Foi então baixada uma legislação que pretendia limitar a exibição da riqueza não apenas em roupas e ornamentos, mas também em festas, banquetes, batismos e funerais.
O século XIV trouxe duas novidades: cavaleiros, doutores, médicos, juízes e suas mulheres tinham permissão de ostentar suas riquezas, e tornou-se aceitável que se burlasse a lei desde que se pagasse uma multa, o que ajudava a encher os cofres públicos.
A crise da sociedade Florentina no final do século está ligada à disputa entre os Medici e o frade Girolano Savonarola. A luta entre Lorenzo e o frade de Ferrara marca o final do século XV.

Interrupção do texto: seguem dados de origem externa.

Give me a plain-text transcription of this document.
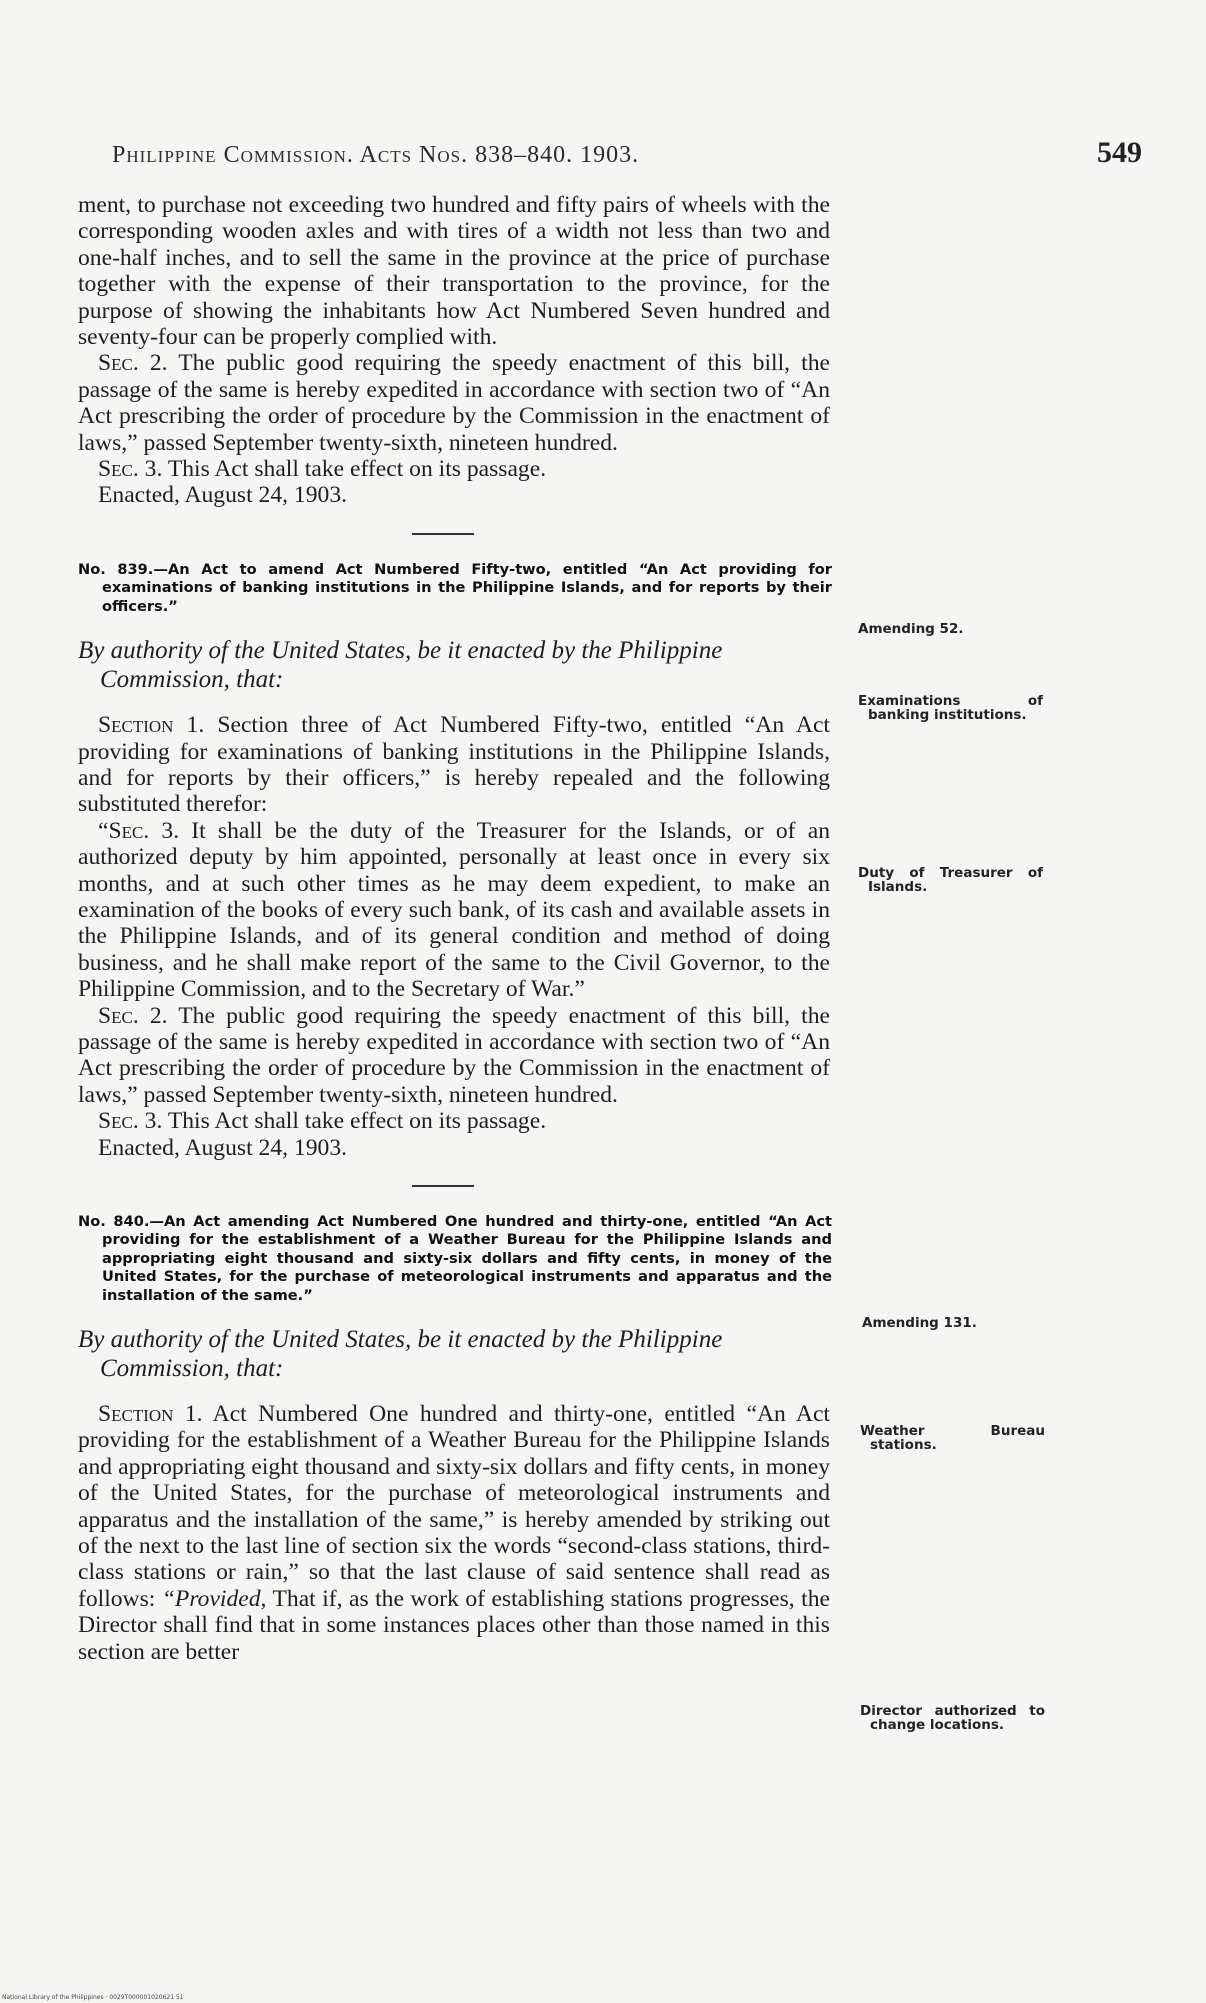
Philippine Commission. Acts Nos. 838–840. 1903.	549

ment, to purchase not exceeding two hundred and fifty pairs of wheels with the corresponding wooden axles and with tires of a width not less than two and one-half inches, and to sell the same in the province at the price of purchase together with the expense of their transportation to the province, for the purpose of showing the inhabitants how Act Numbered Seven hundred and seventy-four can be properly complied with.

Sec. 2. The public good requiring the speedy enactment of this bill, the passage of the same is hereby expedited in accordance with section two of “An Act prescribing the order of procedure by the Commission in the enactment of laws,” passed September twenty-sixth, nineteen hundred.

Sec. 3. This Act shall take effect on its passage.

Enacted, August 24, 1903.

No. 839.—An Act to amend Act Numbered Fifty-two, entitled “An Act providing for examinations of banking institutions in the Philippine Islands, and for reports by their officers.”
By authority of the United States, be it enacted by the Philippine Commission, that:

Section 1. Section three of Act Numbered Fifty-two, entitled “An Act providing for examinations of banking institutions in the Philippine Islands, and for reports by their officers,” is hereby repealed and the following substituted therefor:

“Sec. 3. It shall be the duty of the Treasurer for the Islands, or of an authorized deputy by him appointed, personally at least once in every six months, and at such other times as he may deem expedient, to make an examination of the books of every such bank, of its cash and available assets in the Philippine Islands, and of its general condition and method of doing business, and he shall make report of the same to the Civil Governor, to the Philippine Commission, and to the Secretary of War.”

Sec. 2. The public good requiring the speedy enactment of this bill, the passage of the same is hereby expedited in accordance with section two of “An Act prescribing the order of procedure by the Commission in the enactment of laws,” passed September twenty-sixth, nineteen hundred.

Sec. 3. This Act shall take effect on its passage.

Enacted, August 24, 1903.

No. 840.—An Act amending Act Numbered One hundred and thirty-one, entitled “An Act providing for the establishment of a Weather Bureau for the Philippine Islands and appropriating eight thousand and sixty-six dollars and fifty cents, in money of the United States, for the purchase of meteorological instruments and apparatus and the installation of the same.”
By authority of the United States, be it enacted by the Philippine Commission, that:

Section 1. Act Numbered One hundred and thirty-one, entitled “An Act providing for the establishment of a Weather Bureau for the Philippine Islands and appropriating eight thousand and sixty-six dollars and fifty cents, in money of the United States, for the purchase of meteorological instruments and apparatus and the installation of the same,” is hereby amended by striking out of the next to the last line of section six the words “second-class stations, third-class stations or rain,” so that the last clause of said sentence shall read as follows: “Provided, That if, as the work of establishing stations progresses, the Director shall find that in some instances places other than those named in this section are better

Amending 52.
Examinations of banking institutions.
Duty of Treasurer of Islands.
Amending 131.
Weather Bureau stations.
Director authorized to change locations.
National Library of the Philippines · 0029T000001020621 51
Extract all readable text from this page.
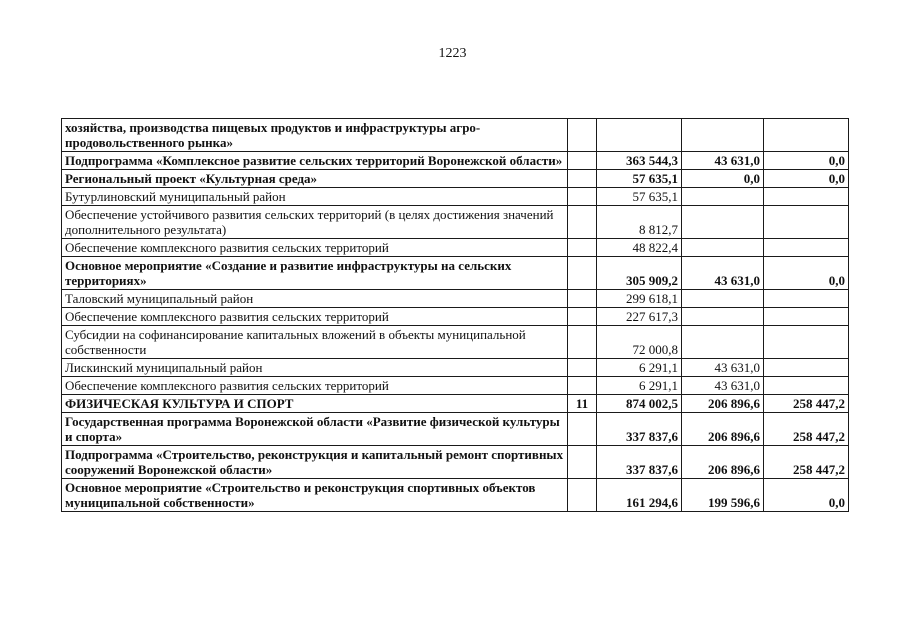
1223
хозяйства, производства пищевых продуктов и инфраструктуры агро-продовольственного рынка»				
Подпрограмма «Комплексное развитие сельских территорий Воронежской области»		363 544,3	43 631,0	0,0
Региональный проект «Культурная среда»		57 635,1	0,0	0,0
Бутурлиновский муниципальный район		57 635,1		
Обеспечение устойчивого развития сельских территорий (в целях достижения значений дополнительного результата)		8 812,7		
Обеспечение комплексного развития сельских территорий		48 822,4		
Основное мероприятие «Создание и развитие инфраструктуры на сельских территориях»		305 909,2	43 631,0	0,0
Таловский муниципальный район		299 618,1		
Обеспечение комплексного развития сельских территорий		227 617,3		
Субсидии на софинансирование капитальных вложений в объекты муниципальной собственности		72 000,8		
Лискинский муниципальный район		6 291,1	43 631,0	
Обеспечение комплексного развития сельских территорий		6 291,1	43 631,0	
ФИЗИЧЕСКАЯ КУЛЬТУРА И СПОРТ	11	874 002,5	206 896,6	258 447,2
Государственная программа Воронежской области «Развитие физической культуры и спорта»		337 837,6	206 896,6	258 447,2
Подпрограмма «Строительство, реконструкция и капитальный ремонт спортивных сооружений Воронежской области»		337 837,6	206 896,6	258 447,2
Основное мероприятие «Строительство и реконструкция спортивных объектов муниципальной собственности»		161 294,6	199 596,6	0,0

Uma das peças mais bonitas da exposição é "Cristo crucificado", uma têmpera em molde pintado dos dois lados por Botticelli, de 1496, que tem tudo a ver com a pregação de Savonarola. Em 1497 e 1498 ele organizou duas fogueiras de coisas "vãs, lascivas e desonestas" na Piazza della Signoria em Florença. A polêmica que contribuiu para a sua derrocada e execução.
Para a Igreja na época, o usurário peca porque vende o intervalo de tempo entre o momento em que empresta o dinheiro e o recebe de volta, com lucro. Ele, portanto, negocia o tempo, que pertence a Deus. Mas havia exceções: Tomás de Aquino estabeleceu as condições para que contratos legítimos pudessem cobrar juros, e Bernardino de Siena fez a distinção entre um usurário e um banqueiro, cujo negócio permitia a circulação da riqueza, ainda hoje base do sistema financeiro.
Condenada pela Igreja, que proibia a reprodução do dinheiro sem a produção ou transformação de bens, a usura provoca a pergunta no ar até hoje: onde acaba a compensação justa e começa o lucro que destrói vidas?